With more and more Australian authors achieving international success, there is no better time to look inside our own literary world for inspiration and influence. Never mind that it’s halfway through the year, this curated list will guide you through the rest of 2021 with the most engaging new book releases by Australian authors.
The Other Half of You, by Michael Mohammed Ahmad
Hachette Australia, 2021
A novel that illustrates the sheer power of love when family, tradition and faith are against you. The Other Half of You depicts the life of a Muslim Australian man as he makes his own choices and defies what is expected of him. If you enjoyed Ta-Nehisi Coates’ Between the World and Me, this novel is for you.
Who Gets to be Smart, by Bri Lee
Allen & Unwin, 2021
Bri Lee is an author with a cult following known for breaking the rules and challenging our institutional structures. Her latest book is a blistering examination of privilege and class, questioning historical figures and their legacies, when asking who really gets to be smart in Australia.
We Were Not Men, by Campbell Mattinson
Harper Collins, 2021
Campbell Mattinson’s soul-nourishing novel follows twin brothers going through a rollercoaster of emotions in the wake of tragedy. There is a demanding eagerness to this book that will draw you in and hold you captive. Make sure this is at the top of your reading list this year.
Daughter of The River Country, by Dianne O’Brien
A deeply personal memoir from a Yorta Yorta woman who has risen above tragedy more than once. From a stolen childhood during the White Australia policy to domestic violence, addiction and betrayal, O’Brien finds the strength to forgive. It is gigantic and cruel. Inspiring and heart-wrenching, yet in the face of adversity her survival power sings – giving us all hope.
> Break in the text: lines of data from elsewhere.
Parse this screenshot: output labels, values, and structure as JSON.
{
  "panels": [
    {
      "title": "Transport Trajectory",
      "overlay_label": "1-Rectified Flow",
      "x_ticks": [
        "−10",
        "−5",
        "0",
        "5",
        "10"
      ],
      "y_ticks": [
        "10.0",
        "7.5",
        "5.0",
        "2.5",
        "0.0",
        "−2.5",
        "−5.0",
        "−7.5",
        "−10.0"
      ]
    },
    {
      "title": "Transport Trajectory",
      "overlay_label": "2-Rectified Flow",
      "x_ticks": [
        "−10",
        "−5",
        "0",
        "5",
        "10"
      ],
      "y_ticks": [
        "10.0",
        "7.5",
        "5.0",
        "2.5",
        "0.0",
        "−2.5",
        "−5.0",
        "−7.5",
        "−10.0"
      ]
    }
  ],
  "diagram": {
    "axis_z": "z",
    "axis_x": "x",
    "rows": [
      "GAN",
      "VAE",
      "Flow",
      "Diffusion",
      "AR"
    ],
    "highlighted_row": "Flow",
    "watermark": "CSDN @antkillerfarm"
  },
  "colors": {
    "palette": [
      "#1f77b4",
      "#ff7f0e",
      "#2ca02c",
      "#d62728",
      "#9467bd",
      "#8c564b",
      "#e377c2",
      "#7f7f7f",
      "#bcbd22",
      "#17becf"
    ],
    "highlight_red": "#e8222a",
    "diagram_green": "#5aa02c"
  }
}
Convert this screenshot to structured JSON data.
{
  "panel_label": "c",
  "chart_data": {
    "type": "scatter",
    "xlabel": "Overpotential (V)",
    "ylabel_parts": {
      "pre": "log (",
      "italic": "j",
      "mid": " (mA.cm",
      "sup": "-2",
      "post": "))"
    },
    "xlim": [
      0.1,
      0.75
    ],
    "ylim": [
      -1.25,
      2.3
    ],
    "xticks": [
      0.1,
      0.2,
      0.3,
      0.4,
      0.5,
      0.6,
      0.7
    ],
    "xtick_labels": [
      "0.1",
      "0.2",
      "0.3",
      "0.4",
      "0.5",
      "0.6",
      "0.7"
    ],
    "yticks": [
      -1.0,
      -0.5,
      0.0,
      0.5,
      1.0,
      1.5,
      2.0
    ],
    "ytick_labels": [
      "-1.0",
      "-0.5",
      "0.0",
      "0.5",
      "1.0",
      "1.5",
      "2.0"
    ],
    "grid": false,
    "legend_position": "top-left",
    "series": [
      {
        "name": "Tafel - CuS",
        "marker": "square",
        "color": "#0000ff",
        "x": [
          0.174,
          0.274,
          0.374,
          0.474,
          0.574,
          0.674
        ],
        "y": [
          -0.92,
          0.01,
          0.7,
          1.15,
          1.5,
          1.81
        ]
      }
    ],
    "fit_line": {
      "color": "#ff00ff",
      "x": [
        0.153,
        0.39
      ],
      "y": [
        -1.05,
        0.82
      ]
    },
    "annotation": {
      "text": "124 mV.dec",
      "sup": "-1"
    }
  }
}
She Is Haunted, by Paige Clark
Allen & Unwin, 2021
A debut collection of short stories from a new voice in Australian literature. From a widow who transforms herself into her husband to escape grief, to the peculiar yet familiar dynamics of a mother-daughter relationship, themes of identity and trauma shout from these pages. All the stories echo the same deep yearning for connection in a modern world.
When Things Are Alive They Hum, by Hannah Bent
Ultimo Press, release date 28 July 2021
To give away the details of the plot would be to deny you the intoxicating bond that sisters Marlowe and Harper share in this heartbreaking novel. Trent Dalton says “When literature is alive it hums, and rattles and warms and hurts and heals.” That is precisely what Hannah Bent has created with this intensely moving book.
Muddy People: A Memoir, by Sara El Sayed
Black Inc., release date 3 August 2021
Anyone who has immigrant parents will know what it’s like to grow up in another country with rules, values, traditions and food that do not match those of your peers. El Sayed recounts growing up as an Egyptian Muslim in an eccentric household. A must-read for fans of Benjamin Law’s The Family Law.
Our Exceptional Friend, by Emma Shortis
Hardie Grant, release date 18 August 2021
This book challenges the age-old Australian idea that we have one choice: the US or China. 2021 marks our 70th year of the Australia-US alliance and US history and political expert Emma Shortis challenges our traditional instincts. She backs a compelling argument with history, ideals of morality, and current affairs in a bid to overhaul our biggest political relationship and look at it with fresh eyes.
Plum, by Brendan Cowell
Harper Collins, release date 29 September 2021
Don’t let the occupation of the protagonist fool you because this ex-NRL player is about to embark on a literary journey of self-discovery. After a life-changing medical discovery, the former football star makes sudden changes to his life with a little help from Charles Bukowski and Sylvia Plath. It’s a poetic novel about men, their inarticulate pain and what they need to do to save themselves.
QAnon and On, by Van Badham
Hardie Grant, release date 27 October 2021
Conspiracy theories have been on the rise since the COVID-19 pandemic and Australia sits as the fourth largest country for QAnon activity. Van Badham delivers the who, what, when and why of QAnon like you’ve never read before. We meet all sorts of believers, learn about their beguiling beliefs and shocking political connections. This impeccably researched investigation comes together like a thriller. One that just so happens to be non-fiction.